Emerging Challenges for India-North Africa Relations

Written by | Saturday, October 26th, 2013

The swirling wave of political changes affecting North Africa has dramatically changed the geo-strategic dynamics of the region. India has cultivated multifaceted partnerships in terms of strong political, economic and culture linkages with all of North African countries, many of whom that are currently undergoing political turmoil – the region in currently in a real state of flux. New Delhi, whose global projection derives the major strength from its own democratic governance and economic rise, is now forced to pay a close attention to the new realities in the region.
The series of unrests across North Africa has become all the more glaring, with the ouster of Mohamed Morsi government in Egypt, which created a serious political instability while the escalating violence between the army and Morsi supporters is further complicating the political problems. Fear is rife that the country would further plunge into violence and social unrest. After months of civil war, political situation in Libya is still fragile and the country is yet to establish a stable political order and institutional set-up to ensure effective and efficient governance. The post-separation challenges facing Sudan and South Sudan have yet to be dealt with.
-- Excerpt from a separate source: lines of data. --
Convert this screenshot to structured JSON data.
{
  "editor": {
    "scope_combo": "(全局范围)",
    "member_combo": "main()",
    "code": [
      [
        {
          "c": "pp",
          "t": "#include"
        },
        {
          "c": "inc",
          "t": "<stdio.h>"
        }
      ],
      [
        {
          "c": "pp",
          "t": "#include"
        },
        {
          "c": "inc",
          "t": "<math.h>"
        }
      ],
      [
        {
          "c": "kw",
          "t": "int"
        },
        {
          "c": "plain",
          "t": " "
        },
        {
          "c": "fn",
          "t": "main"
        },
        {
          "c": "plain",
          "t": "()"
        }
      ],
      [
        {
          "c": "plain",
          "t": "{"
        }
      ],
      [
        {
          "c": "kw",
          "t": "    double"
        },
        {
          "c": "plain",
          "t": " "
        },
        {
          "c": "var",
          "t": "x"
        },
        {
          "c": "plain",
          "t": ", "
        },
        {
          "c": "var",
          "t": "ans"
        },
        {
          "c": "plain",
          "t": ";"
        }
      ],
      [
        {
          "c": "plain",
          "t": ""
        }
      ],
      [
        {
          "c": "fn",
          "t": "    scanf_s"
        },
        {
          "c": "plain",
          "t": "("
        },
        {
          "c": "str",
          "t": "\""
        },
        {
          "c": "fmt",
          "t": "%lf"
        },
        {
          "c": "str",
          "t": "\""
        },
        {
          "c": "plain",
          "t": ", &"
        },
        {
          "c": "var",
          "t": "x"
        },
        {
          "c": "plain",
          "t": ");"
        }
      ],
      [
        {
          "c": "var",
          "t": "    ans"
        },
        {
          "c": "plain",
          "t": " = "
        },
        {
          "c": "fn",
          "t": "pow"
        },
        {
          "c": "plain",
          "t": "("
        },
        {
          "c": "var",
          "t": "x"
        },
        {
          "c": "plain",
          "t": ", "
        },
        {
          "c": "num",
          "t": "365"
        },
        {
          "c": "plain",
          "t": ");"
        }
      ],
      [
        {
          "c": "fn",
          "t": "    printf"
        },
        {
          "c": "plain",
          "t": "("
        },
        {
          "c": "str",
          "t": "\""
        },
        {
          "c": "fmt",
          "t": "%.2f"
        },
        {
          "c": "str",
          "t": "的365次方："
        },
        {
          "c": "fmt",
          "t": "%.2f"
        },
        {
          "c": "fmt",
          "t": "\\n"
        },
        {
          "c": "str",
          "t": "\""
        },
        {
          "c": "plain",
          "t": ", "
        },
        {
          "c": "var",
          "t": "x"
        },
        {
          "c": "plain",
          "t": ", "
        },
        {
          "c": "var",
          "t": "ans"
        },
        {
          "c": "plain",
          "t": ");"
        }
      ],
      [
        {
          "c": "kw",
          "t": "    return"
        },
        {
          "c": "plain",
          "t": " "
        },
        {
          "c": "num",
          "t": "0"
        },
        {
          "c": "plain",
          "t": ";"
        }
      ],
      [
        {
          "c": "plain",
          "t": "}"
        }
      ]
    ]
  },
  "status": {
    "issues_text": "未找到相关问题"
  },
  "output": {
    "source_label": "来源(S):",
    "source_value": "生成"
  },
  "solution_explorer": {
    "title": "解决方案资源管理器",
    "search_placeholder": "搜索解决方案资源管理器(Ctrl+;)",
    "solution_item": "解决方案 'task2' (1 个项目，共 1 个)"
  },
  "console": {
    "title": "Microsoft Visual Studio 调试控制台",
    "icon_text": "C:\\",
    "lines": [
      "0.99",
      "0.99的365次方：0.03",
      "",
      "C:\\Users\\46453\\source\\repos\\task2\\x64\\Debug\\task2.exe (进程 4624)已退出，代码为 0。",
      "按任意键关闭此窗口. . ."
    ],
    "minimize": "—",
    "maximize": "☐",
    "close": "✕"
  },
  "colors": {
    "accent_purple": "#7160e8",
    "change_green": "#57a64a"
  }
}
While Tunisia’s transition towards democracy initially appeared to be relatively peaceful, the process has, however, demonstrated its own share of chequered trajectory in the recent days and weeks.
Historically, India’s relationship with North African countries has been based on Afro-Asian solidarity against colonialism and equality among the comity of nations. Although historical linkages remained intact, trade and economic relations have attained prominence in India’s partnership with Africa. India’s Africa policy is primarily intended to harness the opportunities in areas of trade, investment, technology transfer, information and communication technology, energy and natural resources being the prime areas of attraction.
Estimates show that North Africa has huge oil and natural gas reserves. For example, Algeria has the largest reserves of natural gas, followed by Egypt that is the largest non-OPEC oil producer on the African continent (EIA Sources). Indian Inc. has been investing billions in areas of energy and natural resources in many of the region’s countries in recent years. To spur its high growth rate, India considers North Africa as a major source of energy and minerals – for instance, around one-fifth of India’s crude oil imports comes from Africa including North Africa. Indian national oil companies, such as ONGC Videsh Limited (OVL), i.e. overseas wing of the Oil and Natural Gas Corporation, have invested in equity assets in Sudan, Libya and Egypt.
Trade and economic development warrants political stability, peace and security. Current state of violence and political uncertainty appears to be detrimental to India’s trade and economic relations. There is the usual anxiety in India to stand by and watch the unfolding state of affairs in the region. India’s total trade with North Africa stands at more than US$ 12 billion in 2011-12 while its trade relations with Egypt were worth around US$ 5,5 billion for the same period. India’s main imports from Egypt are oil and gas. During Morsi’s state visit to New Delhi, India and Egypt explored new vistas for cooperation – in particular, the Egyptian president expressed his country’s desire to join the BRICS (Brazil, Russia, India, China and South Africa) and expand economic and defense cooperation with India.
Despite substantial economic interests in the region, India appears to be cautious in its response to the unfolding crisis, particularly in Egypt. It urges all political forces in Egypt to ‘abjure violence and exercise restraint’ and opines that current situation should be resolved through ‘a conciliatory dialogue’.  The division of Sudan has created operational problems for Indian companies that have invested in Sudan. Public sector enterprises, namely Bharat Heavy Electricals Ltd. (BHEL) and OVL, which originally made a substantial investment in the then-united Sudan, are confronted with the problem of dividing their assets in both parts of the country. Apart from trade and investment linkages, India plans expand and consolidate its role in the reconstruction and development projects – New Delhi’s experience and expertise in basic service delivery, e-governance and public health would be highly useful for these restive countries.
There is no easy way to assess the overall regional unrest and predict its future trajectory, especially when it comes to the unfolding scenario in Egypt and emerging political (dis)order in other countries recently undergoing popular uprisings. Since the region is important for India in multiple terms, New Delhi should prudently analyze the situations and take decision in its ‘enlightened’ national interest that does not lose sight of the aspirations of the people in the region.